Here are a few examples: class({(Inside(Triangle,Circle),1)}) = Class1; class({(Circle,1),(Triangle,1),(Inside(Triangle,Circle),1)}) = … Class1; class({(Inside(Circle,Triangle),1)}) = Class2; …

Our learning system finds the following definition. class(d) = if (exists \p -> p 'in' d && (exists \s t -> shapeP(p) == Inside(s,t) && s == Circle)) then Class2 else Class1;

Here in is a built-in predicate for set membership (the quotes make it infix). It follows that p is of type (Shape,Int). The shapeP projection selects the first element of the pair, i.e. a shape, and tests whether it equals the term Inside(Circle,t), for some t. Notice again how the Escher type definitions naturally generate the hypothesis space. The existential variables appear because (i) the top-level type is a set, from which we may select an element, and (ii) one of the data types defines a constructor. Our third and final example involves mutagenicity [5]. An abstract view of a molecule is that it is a graph with atoms as nodes and bonds as edges. Below we represent this graph by the set of atoms and the set of bonds; in the next section we give an atom-centered representation. The type signature is as follows: data Element = Br | C | Cl | F | H | I | N | O | S; type Ind1 = Bool; type IndA = Bool; type Lumo = Float; type LogP = Float; type Label = Int; type AtomType = Int; type Charge = Float; type BondType = Int; type Atom = (Label,Element,AtomType,Charge); type Bond = ({Label},BondType); type Molecule = (Ind1,IndA,Lumo,LogP,{Atom},{Bond}); mutagenic::Molecule->Bool;

Notice the use of labels to model the complex geometric structure of individuals.
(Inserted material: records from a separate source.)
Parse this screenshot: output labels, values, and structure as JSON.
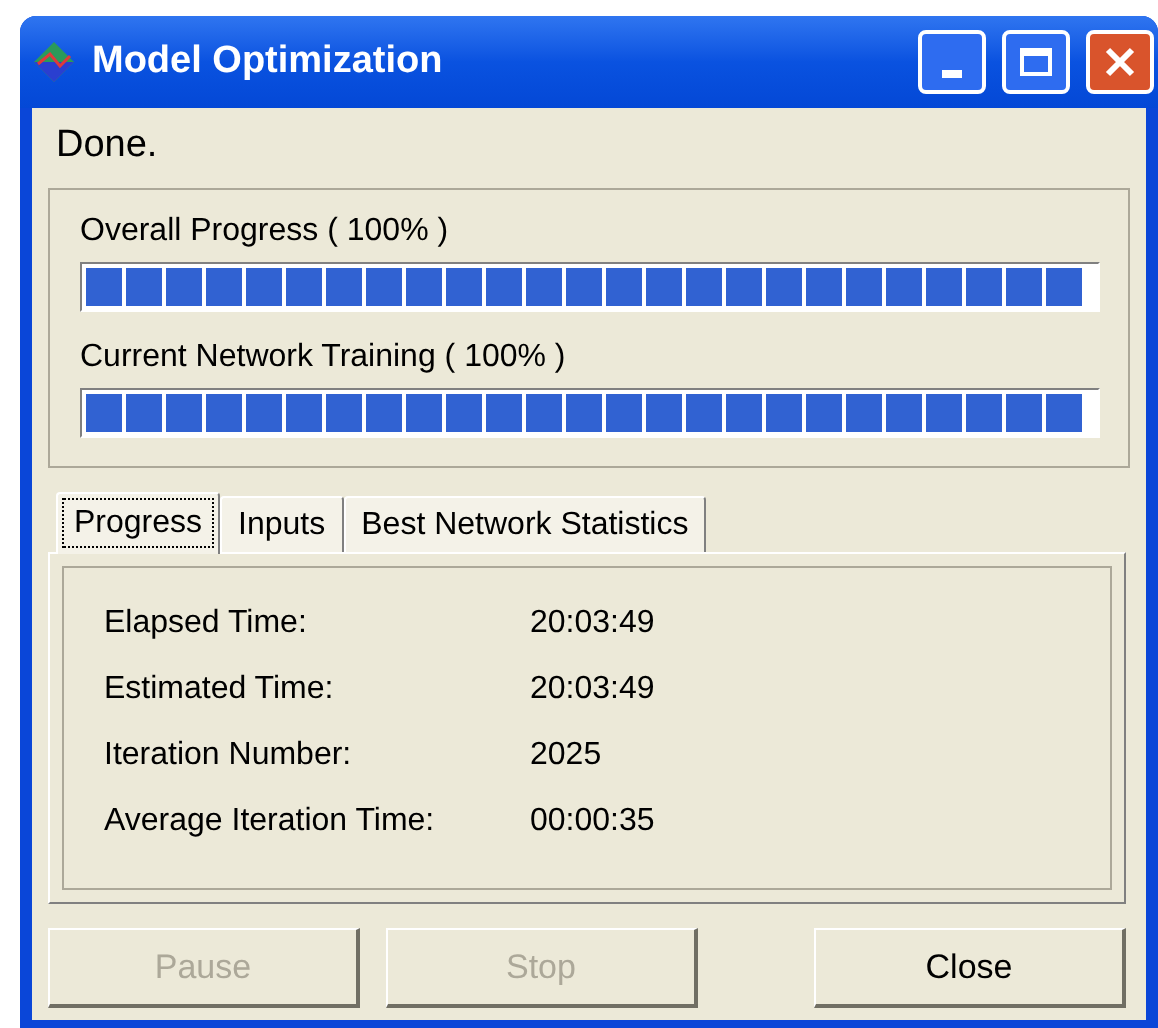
{
  "window": {
    "title": "Model Optimization"
  },
  "status": "Done.",
  "progress_bars": [
    {
      "label": "Overall Progress  ( 100% )",
      "level": 1
    },
    {
      "label": "Current Network Training  ( 100% )",
      "level": 1
    }
  ],
  "tabs": [
    {
      "label": "Progress",
      "selected": true
    },
    {
      "label": "Inputs",
      "selected": false
    },
    {
      "label": "Best Network Statistics",
      "selected": false
    }
  ],
  "stats": [
    {
      "label": "Elapsed Time:",
      "value": "20:03:49"
    },
    {
      "label": "Estimated Time:",
      "value": "20:03:49"
    },
    {
      "label": "Iteration Number:",
      "value": "2025"
    },
    {
      "label": "Average Iteration Time:",
      "value": "00:00:35"
    }
  ],
  "buttons": [
    {
      "label": "Pause",
      "disabled": true
    },
    {
      "label": "Stop",
      "disabled": true
    },
    {
      "label": "Close",
      "disabled": false
    }
  ]
}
Labels, here simply represented as integers, are used to name part of an individual (here: atoms) in order to be able to refer to it in other parts. The reason for labelling

the atoms is that we need to record the bonds between individual atoms in the molecule. The last component of a molecule sextuple records the bond information. Here is (part of) an example, classifying one particular molecule as mutagenic. mutagenic(True,False,-1.246,4.23, {(1,C,22,-0.117),(2,C,22,-0.117),…,(26,O,40,-0.388)}, {({1,2},7),…,({24,26},2)}) = True;

So, for instance, in this molecule there is a bond between Carbon atom 1 and Carbon atom 2 of type 7. The following is a possible (partial) induced definition based on the theories induced by Progol. mutagenic(m) = ind1P(m) == True || lumoP(m) a 'in' atomSetP(m) && elementP(a)==C && atomTypeP(a)==26 && chargeP(a)==0.115) || (exists \b1 b2 -> b1 'in' bondSetP(m) && b2 'in' bondSetP(m) && bondTypeP(b1)==1 && bondTypeP(b2)==2 && not disjoint(labelSetP(b1),labelSetP(b2)) || (exists \a -> a 'in' atomSetP(m) && elementP(a)==C && atomTypeP(a)==29 && (exists \b1 b2 -> b1 'in' bondSetP(m) && b2 'in' bondSetP(m) && bondTypeP(b1)==7 && bondTypeP(b2)==1 && labelP(a) 'in' labelSetP(b1) && not disjoint(labelSetP(b1),labelSetP(b2)))) || …;

The projection atomSetP is the projection onto the fifth component of a molecule. Similarly, labelSetP is the projection onto the first component of a bond. The predicate disjoint returns false if its arguments intersect and true otherwise. Notice the use of labels in the fifth disjunct to denote that there is a bond b1 from atom a to another atom, and a bond b2 from that atom to a third. The definition above is a direct translation of some clauses induced by Progol; we expect our learner will produce a similar result in the form of an if-then-else statement.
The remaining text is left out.